The irony is that even as anti-choice jihadis gear up to take power at every level of government, support for birth control and abortion has surged. The most recent Pew poll found that 69 percent of Americans support Roe, the highest in years. The birth-control provisions of the Affordable Care Act are hugely popular and have enabled millions of women to obtain contraception, including expensive but very effective long-acting methods like the IUD (the lowering of the abortion rate in recent years is mostly due to more widespread and better birth control). Good things were happening in the pro-choice movement, too, with the emergence of a new generation of activists, many of whom are women of color. “We’ve been playing off our opponents’ agenda, in response mode,” says Destiny Lopez, co-director of All Above All, a group dedicated to lifting bans on abortion coverage. In the last few years, that’s changed: The movement really seemed to be getting a fresh boost of energy and creativity after spending decades in a defensive crouch. Activists put reproductive rights in a broader framework, demanding the right to give birth safely and raise children well; mainstreamed new forms of activism; and made bold demands, like abolishing the Hyde Amendment. Representatives Barbara Lee, Jan Schakowsky, and Diana DeGette introduced the Each Woman Act, which would require Medicaid and insurance plans to cover abortion. Especially after the Supreme Court’s decision in Whole Women’s Health v. Hellerstedt, which struck down the medically useless requirements that had closed so many clinics, it seemed like the movement was poised for some wins.

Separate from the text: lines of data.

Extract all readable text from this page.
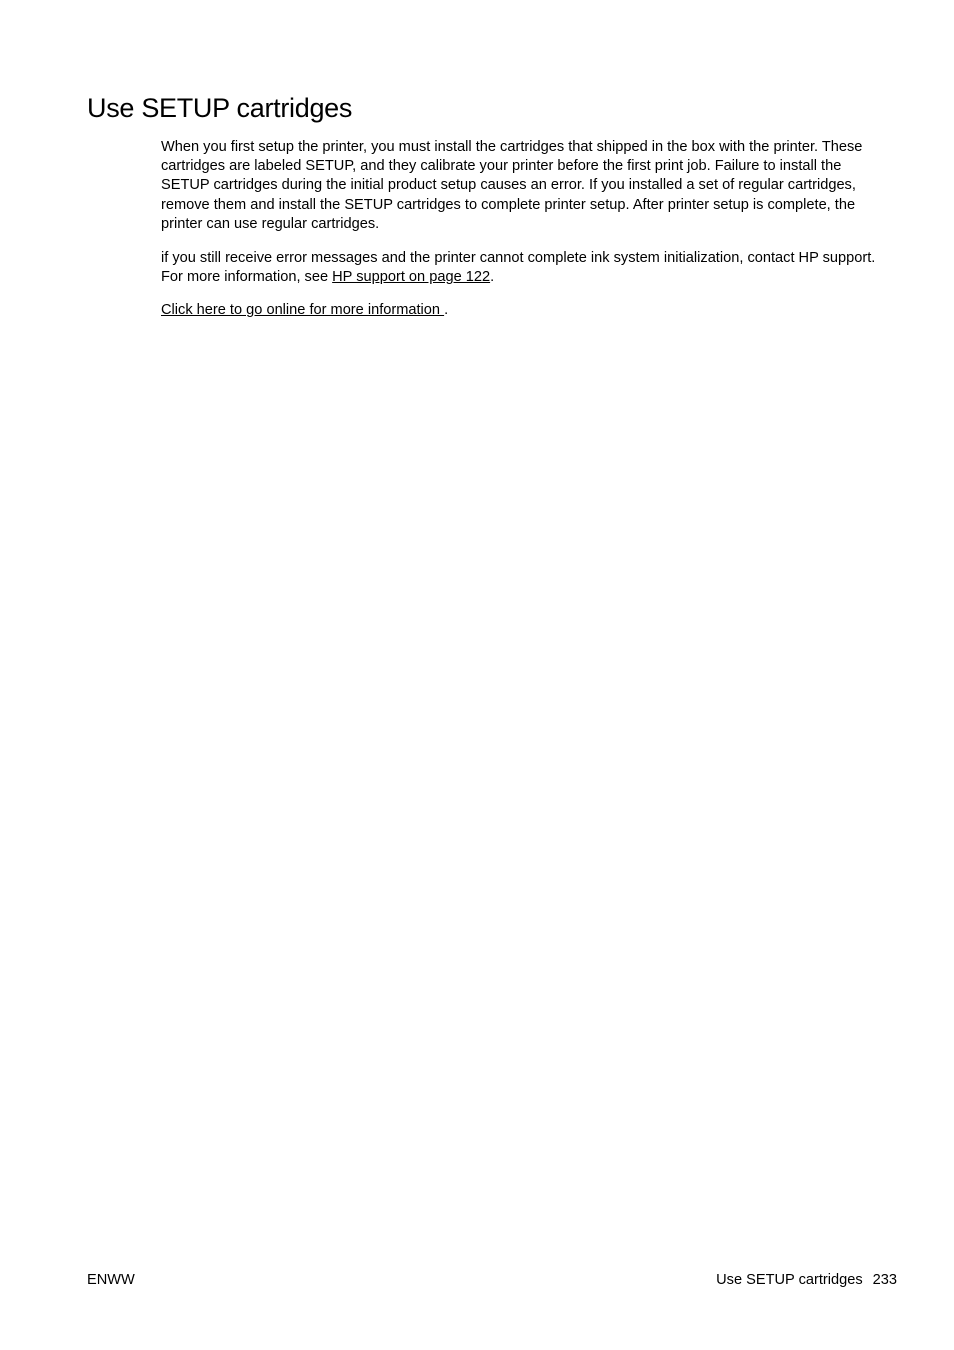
Use SETUP cartridges

When you first setup the printer, you must install the cartridges that shipped in the box with the printer. These cartridges are labeled SETUP, and they calibrate your printer before the first print job. Failure to install the SETUP cartridges during the initial product setup causes an error. If you installed a set of regular cartridges, remove them and install the SETUP cartridges to complete printer setup. After printer setup is complete, the printer can use regular cartridges.

if you still receive error messages and the printer cannot complete ink system initialization, contact HP support. For more information, see HP support on page 122.

Click here to go online for more information .

ENWW	Use SETUP cartridges 233
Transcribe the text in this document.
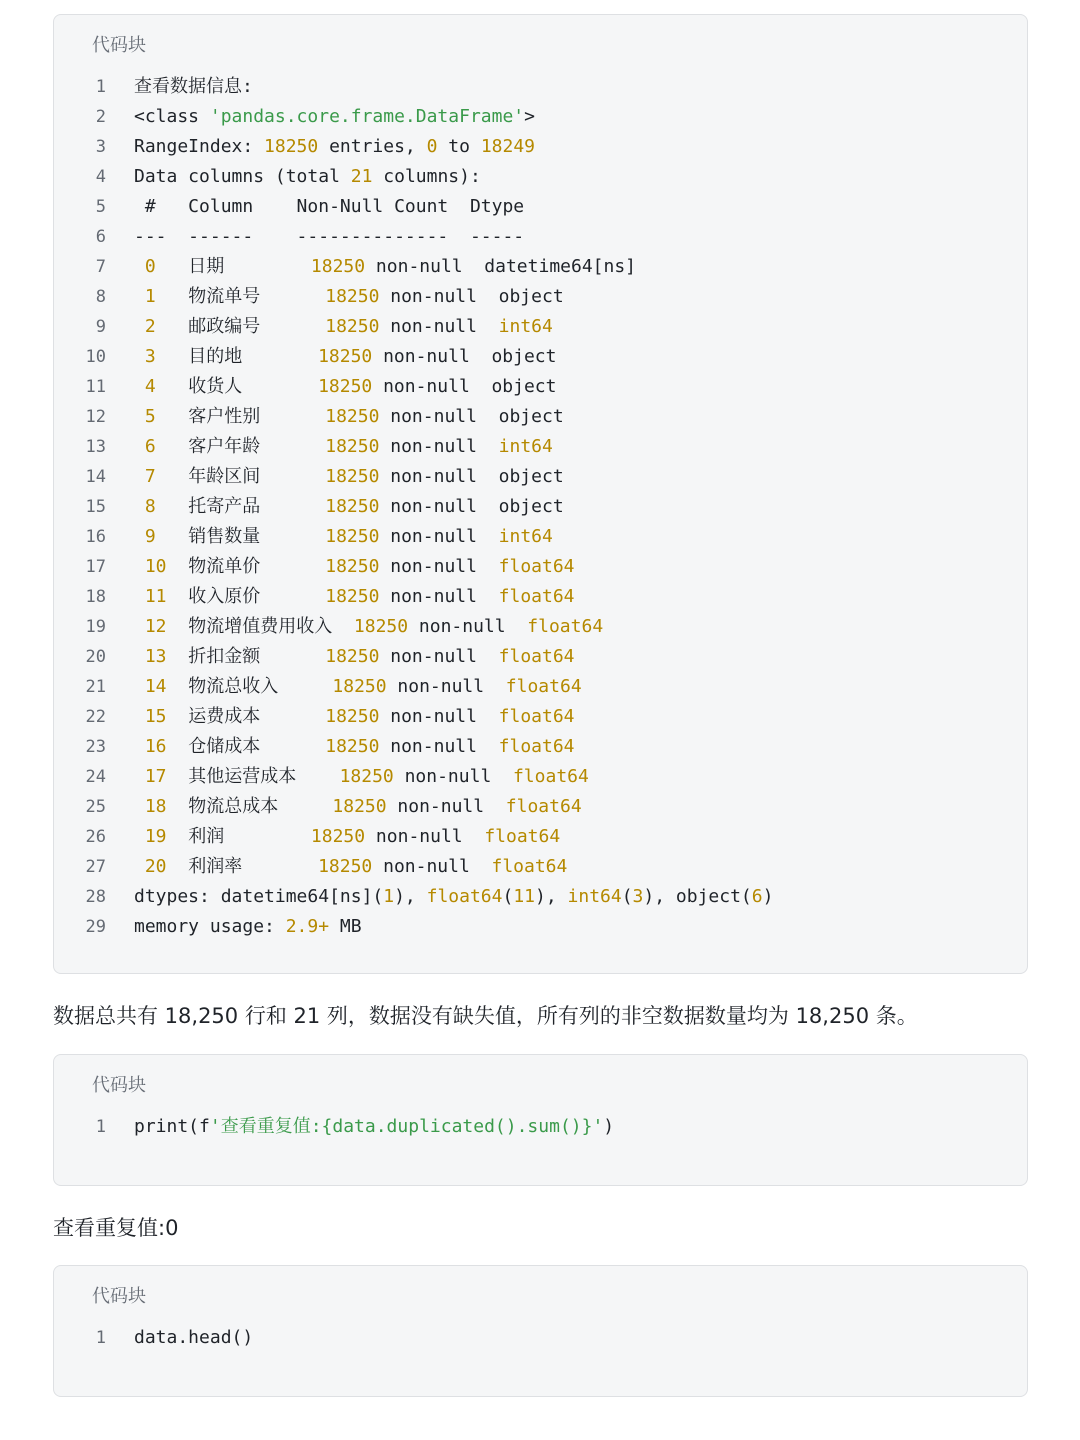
代码块
1 查看数据信息:
2 <class 'pandas.core.frame.DataFrame'>
3 RangeIndex: 18250 entries, 0 to 18249
4 Data columns (total 21 columns):
5 #   Column    Non-Null Count  Dtype
6 ---  ------    --------------  -----
7	0   日期        18250 non-null  datetime64[ns]
8	1   物流单号      18250 non-null  object
9	2   邮政编号      18250 non-null  int64
10	3   目的地       18250 non-null  object
11	4   收货人       18250 non-null  object
12	5   客户性别      18250 non-null  object
13	6   客户年龄      18250 non-null  int64
14	7   年龄区间      18250 non-null  object
15	8   托寄产品      18250 non-null  object
16	9   销售数量      18250 non-null  int64
17	10  物流单价      18250 non-null  float64
18	11  收入原价      18250 non-null  float64
19	12  物流增值费用收入  18250 non-null  float64
20	13  折扣金额      18250 non-null  float64
21	14  物流总收入     18250 non-null  float64
22	15  运费成本      18250 non-null  float64
23	16  仓储成本      18250 non-null  float64
24	17  其他运营成本    18250 non-null  float64
25	18  物流总成本     18250 non-null  float64
26	19  利润        18250 non-null  float64
27	20  利润率       18250 non-null  float64
28 dtypes: datetime64[ns](1), float64(11), int64(3), object(6)
29 memory usage: 2.9+ MB
数据总共有 18,250 行和 21 列，数据没有缺失值，所有列的非空数据数量均为 18,250 条。
代码块
1 print(f'查看重复值:{data.duplicated().sum()}')
查看重复值:0
代码块
1 data.head()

Instead we got Trump, Pence, and a GOP-controlled Senate. It’s a bit like the old joke: The operation was successful, but the patient died. “I don’t know how you get beyond anti-choice Republican control in many states,” the reproductive-rights activist Frances Kissling told me. “And now the federal government is just as bad. The federal government is now Kansas.” According to Yamani Hernandez, executive director of the National Network of Abortion Funds, “People are asking, ‘What are the marching orders?’” Some efforts are focusing on shoring up women’s rights in blue states. In New York, Attorney General Eric Schneiderman has introduced legislation that would require insurance plans to make birth control cost-free no matter what happens with the ACA. Donations are pouring into Planned Parenthood. The women’s march slated for January 21 in Washington, DC, and other cities is shaping up to be enormous. (And, yes, men are welcome.) After a rocky start as a gathering in favor of apolitical girl power, the march has turned into a progressive demonstration supporting women’s rights as well as immigrant rights, Black Lives Matter, unions, and more. “We believe Gender Justice is Racial Justice is Economic Justice,” the organizers wrote. See you there!

Editor’s note: An earlier version of this article referred to Bei Bei Shuai and Jennifer Whalen as women who had been arrested for attempting to self-abort. The text has been corrected.